In an effort to combat gridlock on its streets, New York City introduced new regulations affecting rideshare companies like Uber and Lyft, placing a moratorium on new licensed vehicles and mandating a minimum hourly wage for drivers. The move was met with dismay by the public, who have concerns about increased cost and difficulty in getting around, and with the company execs. From Lyft’s VP of public policy, Joseph Okpaku via CNN:
These sweeping cuts to transportation will bring New Yorkers back to an era of struggling to get a ride, particularly for communities of color and in the outer boroughs.
We will never stop working to ensure New Yorkers have access to reliable and affordable transportation in every borough.

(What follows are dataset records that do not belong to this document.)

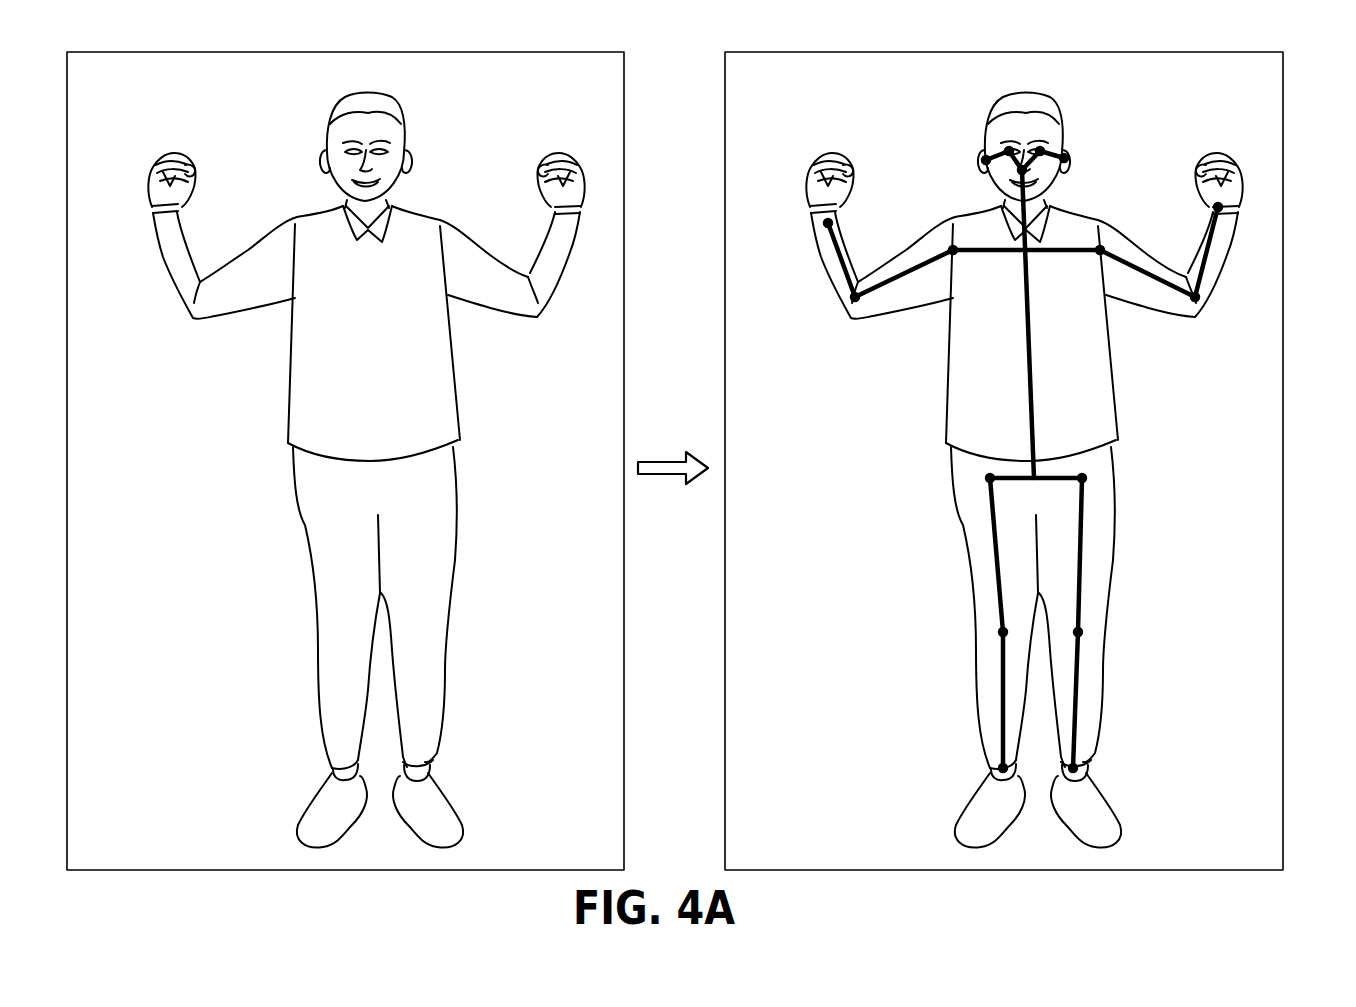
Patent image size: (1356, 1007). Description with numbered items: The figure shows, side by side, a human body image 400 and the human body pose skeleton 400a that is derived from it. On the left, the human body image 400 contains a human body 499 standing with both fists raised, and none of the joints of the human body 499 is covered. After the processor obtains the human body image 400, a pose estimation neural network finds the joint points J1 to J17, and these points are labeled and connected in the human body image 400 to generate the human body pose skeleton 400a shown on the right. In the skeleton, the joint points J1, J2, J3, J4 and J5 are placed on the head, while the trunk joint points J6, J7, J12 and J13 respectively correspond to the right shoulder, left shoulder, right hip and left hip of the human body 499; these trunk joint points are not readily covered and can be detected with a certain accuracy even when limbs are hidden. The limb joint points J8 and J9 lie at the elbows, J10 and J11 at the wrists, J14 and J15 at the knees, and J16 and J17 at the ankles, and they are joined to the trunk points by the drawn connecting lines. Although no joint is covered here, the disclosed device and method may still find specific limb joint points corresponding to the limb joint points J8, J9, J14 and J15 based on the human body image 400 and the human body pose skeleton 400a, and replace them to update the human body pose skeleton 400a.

The human body image 400 is at (253, 848).
The human body pose skeleton 400a is at (918, 848).
The human body 499 is at (360, 128).
The joint point J1 is at (1026, 172).
The joint point J2 is at (1007, 150).
The joint point J3 is at (1042, 150).
The joint point J4 is at (985, 159).
The joint point J5 is at (1066, 158).
The joint point J6 is at (1025, 238).
The joint point J7 is at (1132, 260).
The joint point J8 is at (902, 285).
The joint point J9 is at (1198, 297).
The joint point J10 is at (831, 223).
The joint point J11 is at (1222, 207).
The joint point J12 is at (1018, 544).
The joint point J13 is at (1095, 541).
The joint point J14 is at (1000, 632).
The joint point J15 is at (1080, 632).
The joint point J16 is at (1003, 768).
The joint point J17 is at (1075, 768).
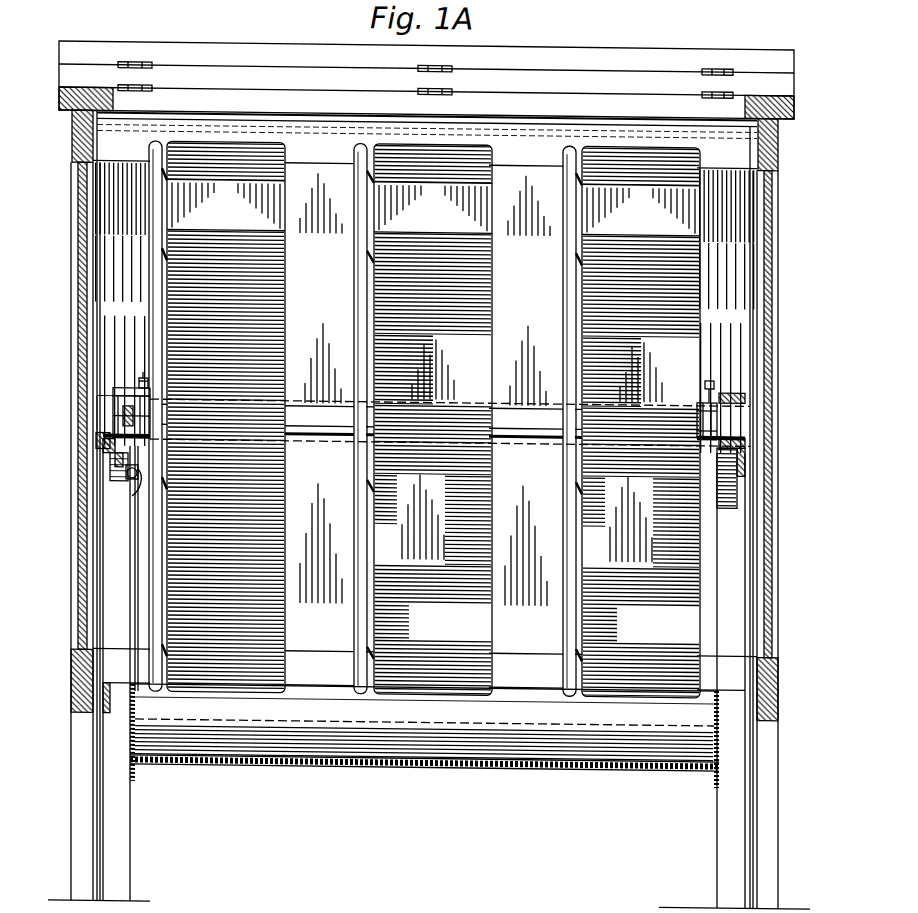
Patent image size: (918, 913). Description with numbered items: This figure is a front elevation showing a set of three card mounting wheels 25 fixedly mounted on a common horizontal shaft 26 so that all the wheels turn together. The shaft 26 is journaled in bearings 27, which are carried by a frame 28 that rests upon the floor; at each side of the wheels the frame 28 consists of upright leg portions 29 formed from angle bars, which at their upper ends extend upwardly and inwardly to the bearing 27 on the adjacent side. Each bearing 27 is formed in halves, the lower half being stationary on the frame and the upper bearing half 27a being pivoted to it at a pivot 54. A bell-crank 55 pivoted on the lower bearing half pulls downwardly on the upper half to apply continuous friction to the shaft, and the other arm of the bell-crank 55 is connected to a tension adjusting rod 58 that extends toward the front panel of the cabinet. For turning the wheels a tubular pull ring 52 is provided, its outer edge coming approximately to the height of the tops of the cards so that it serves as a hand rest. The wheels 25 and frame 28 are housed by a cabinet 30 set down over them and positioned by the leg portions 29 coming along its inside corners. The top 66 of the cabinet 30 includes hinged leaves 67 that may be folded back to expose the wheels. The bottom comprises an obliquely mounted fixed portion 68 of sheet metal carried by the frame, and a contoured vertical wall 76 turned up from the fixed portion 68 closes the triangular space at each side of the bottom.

The card mounting wheel 25 is at (293, 288).
The horizontal shaft 26 is at (335, 437).
The bearing 27 is at (103, 437).
The upper bearing half 27a is at (113, 386).
The frame 28 is at (100, 551).
The upright leg portion 29 is at (108, 861).
The cabinet 30 is at (803, 276).
The tubular pull ring 52 is at (150, 291).
The pivot 54 is at (113, 397).
The bell-crank 55 is at (115, 472).
The tension adjusting rod 58 is at (133, 494).
The top 66 is at (593, 93).
The leaf 67 is at (668, 48).
The fixed portion of the bottom 68 is at (590, 759).
The vertical wall 76 is at (714, 734).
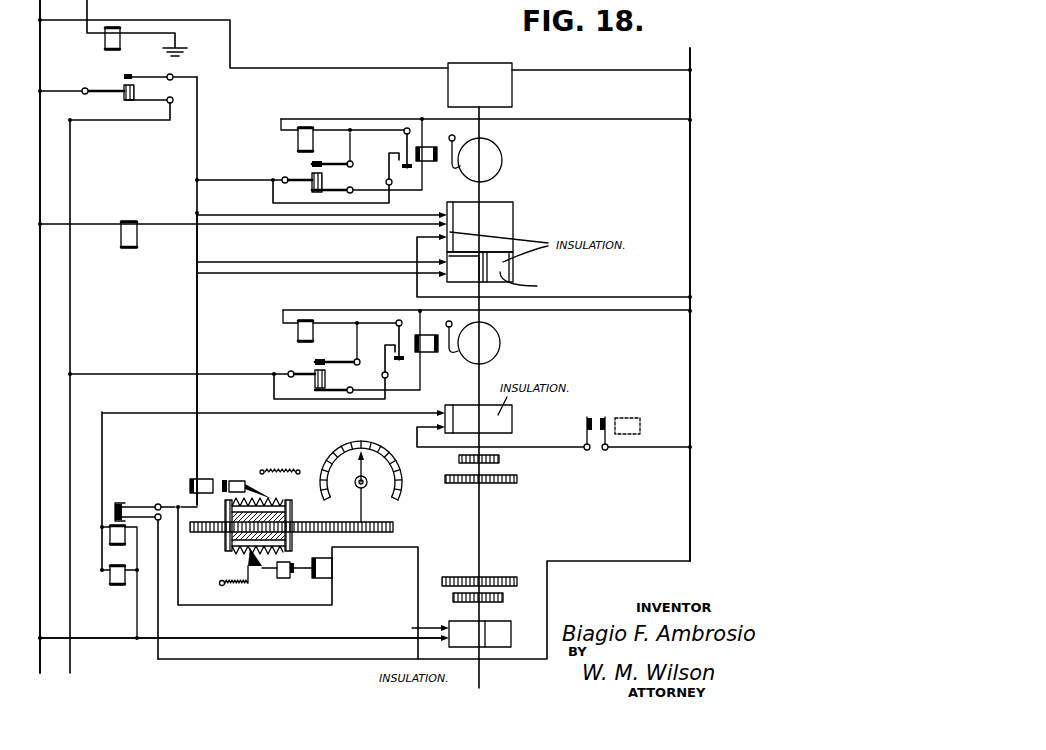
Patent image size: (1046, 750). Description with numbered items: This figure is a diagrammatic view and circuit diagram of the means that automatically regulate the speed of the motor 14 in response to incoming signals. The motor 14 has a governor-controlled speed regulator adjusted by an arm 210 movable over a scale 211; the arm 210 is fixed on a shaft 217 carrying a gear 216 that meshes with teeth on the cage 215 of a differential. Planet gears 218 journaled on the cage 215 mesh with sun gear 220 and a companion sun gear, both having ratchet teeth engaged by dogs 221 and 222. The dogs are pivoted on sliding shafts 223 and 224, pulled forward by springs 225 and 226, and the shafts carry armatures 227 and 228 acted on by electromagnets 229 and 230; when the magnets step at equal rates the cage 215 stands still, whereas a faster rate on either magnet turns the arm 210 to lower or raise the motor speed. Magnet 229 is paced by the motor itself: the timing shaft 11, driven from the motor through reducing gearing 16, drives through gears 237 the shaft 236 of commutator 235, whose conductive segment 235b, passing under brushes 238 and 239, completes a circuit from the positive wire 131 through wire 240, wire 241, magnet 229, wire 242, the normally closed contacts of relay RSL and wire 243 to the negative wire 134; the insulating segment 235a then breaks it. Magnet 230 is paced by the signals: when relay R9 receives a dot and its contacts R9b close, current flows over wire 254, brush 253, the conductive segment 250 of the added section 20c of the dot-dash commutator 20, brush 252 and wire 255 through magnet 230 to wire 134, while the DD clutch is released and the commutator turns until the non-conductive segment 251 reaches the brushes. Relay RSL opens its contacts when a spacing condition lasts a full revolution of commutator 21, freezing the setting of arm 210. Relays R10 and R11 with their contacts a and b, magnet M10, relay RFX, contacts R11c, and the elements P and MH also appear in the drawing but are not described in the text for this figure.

The relay R9 is at (104, 45).
The contacts R9b is at (124, 79).
The wire 254 is at (196, 156).
The motor 14 is at (512, 92).
The relay R10 is at (297, 140).
The relay contact b is at (313, 366).
The relay contact a is at (335, 383).
The magnet M10 is at (431, 162).
The clutch DD is at (490, 158).
The commutator 20 is at (509, 231).
The added commutator section 20c is at (513, 269).
The non-conductive segment 251 is at (532, 284).
The brush 253 is at (445, 262).
The brush 252 is at (445, 274).
The conductive segment 250 is at (457, 275).
The negative wire 134 is at (692, 208).
The positive wire 131 is at (41, 323).
The relay RFX is at (128, 249).
The wire 255 is at (196, 310).
The relay R11 is at (653, 412).
The motor P is at (488, 342).
The commutator 21 is at (512, 420).
The relay R11 contacts c R11c is at (603, 420).
The reducing gearing 16 is at (460, 468).
The arm 210 is at (368, 465).
The scale 211 is at (351, 447).
The shaft 217 is at (366, 512).
The gear 216 is at (394, 527).
The timing shaft 11 is at (481, 541).
The planet gears 218 is at (295, 522).
The electromagnet 230 is at (190, 480).
The armature 228 is at (227, 480).
The sliding shaft 224 is at (243, 480).
The dog 222 is at (273, 487).
The spring 226 is at (277, 468).
The sun gear 220 is at (290, 500).
The cage 215 is at (192, 520).
The dog 221 is at (252, 556).
The sliding shaft 223 is at (280, 578).
The spring 225 is at (218, 590).
The armature 227 is at (297, 582).
The electromagnet 229 is at (332, 570).
The wire 241 is at (374, 550).
The gears 237 is at (452, 597).
The brush 239 is at (430, 628).
The brush 238 is at (440, 637).
The commutator 235 is at (512, 640).
The shaft 236 is at (478, 614).
The insulating segment 235a is at (466, 644).
The conductive segment 235b is at (500, 644).
The relay RSL is at (110, 541).
The magnet MH is at (109, 582).
The wire 242 is at (237, 607).
The wire 240 is at (216, 640).
The wire 243 is at (308, 661).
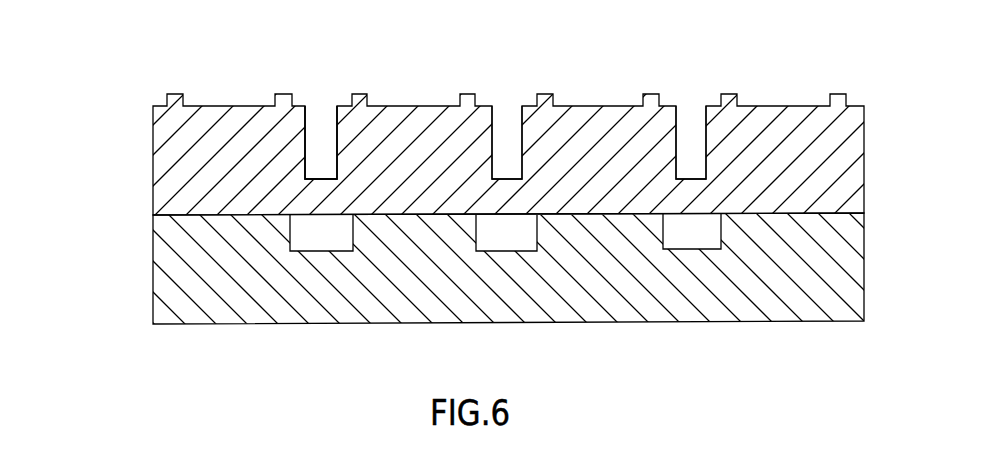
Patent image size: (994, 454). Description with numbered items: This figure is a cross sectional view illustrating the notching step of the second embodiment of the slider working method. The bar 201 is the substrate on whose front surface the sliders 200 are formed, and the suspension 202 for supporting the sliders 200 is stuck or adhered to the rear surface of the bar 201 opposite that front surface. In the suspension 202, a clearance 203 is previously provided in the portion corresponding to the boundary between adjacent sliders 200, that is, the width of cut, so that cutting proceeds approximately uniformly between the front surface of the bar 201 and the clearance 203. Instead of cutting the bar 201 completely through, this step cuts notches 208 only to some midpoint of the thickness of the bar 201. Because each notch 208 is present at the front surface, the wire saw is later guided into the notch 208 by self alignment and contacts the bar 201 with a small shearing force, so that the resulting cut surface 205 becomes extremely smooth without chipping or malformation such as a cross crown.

The slider 200 is at (213, 123).
The bar 201 is at (128, 170).
The suspension 202 is at (153, 268).
The clearance 203 is at (318, 233).
The cut surface 205 is at (320, 150).
The notch 208 is at (318, 150).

But the drivers and labor advocates cheered:
‘Workers and New York leaders made history today. It’s not easy taking on Silicon Valley behemoths, but we kept on fighting for what we know is right and today the workers prevailed,’ said Ryan Price, the executive director of the Independent Driver’s Guild. The organization represents more than 65,000 app-based drivers.
Since services like Lyft and Uber gained popularity, traditional taxis, already regulated and capped by the city, have protested what they see as unfair competition. Unfortunately for companies like Lyft and Uber, regulations like those imposed in New York are likely to be considered in other cities around the world who have also expressed frustration with rideshare.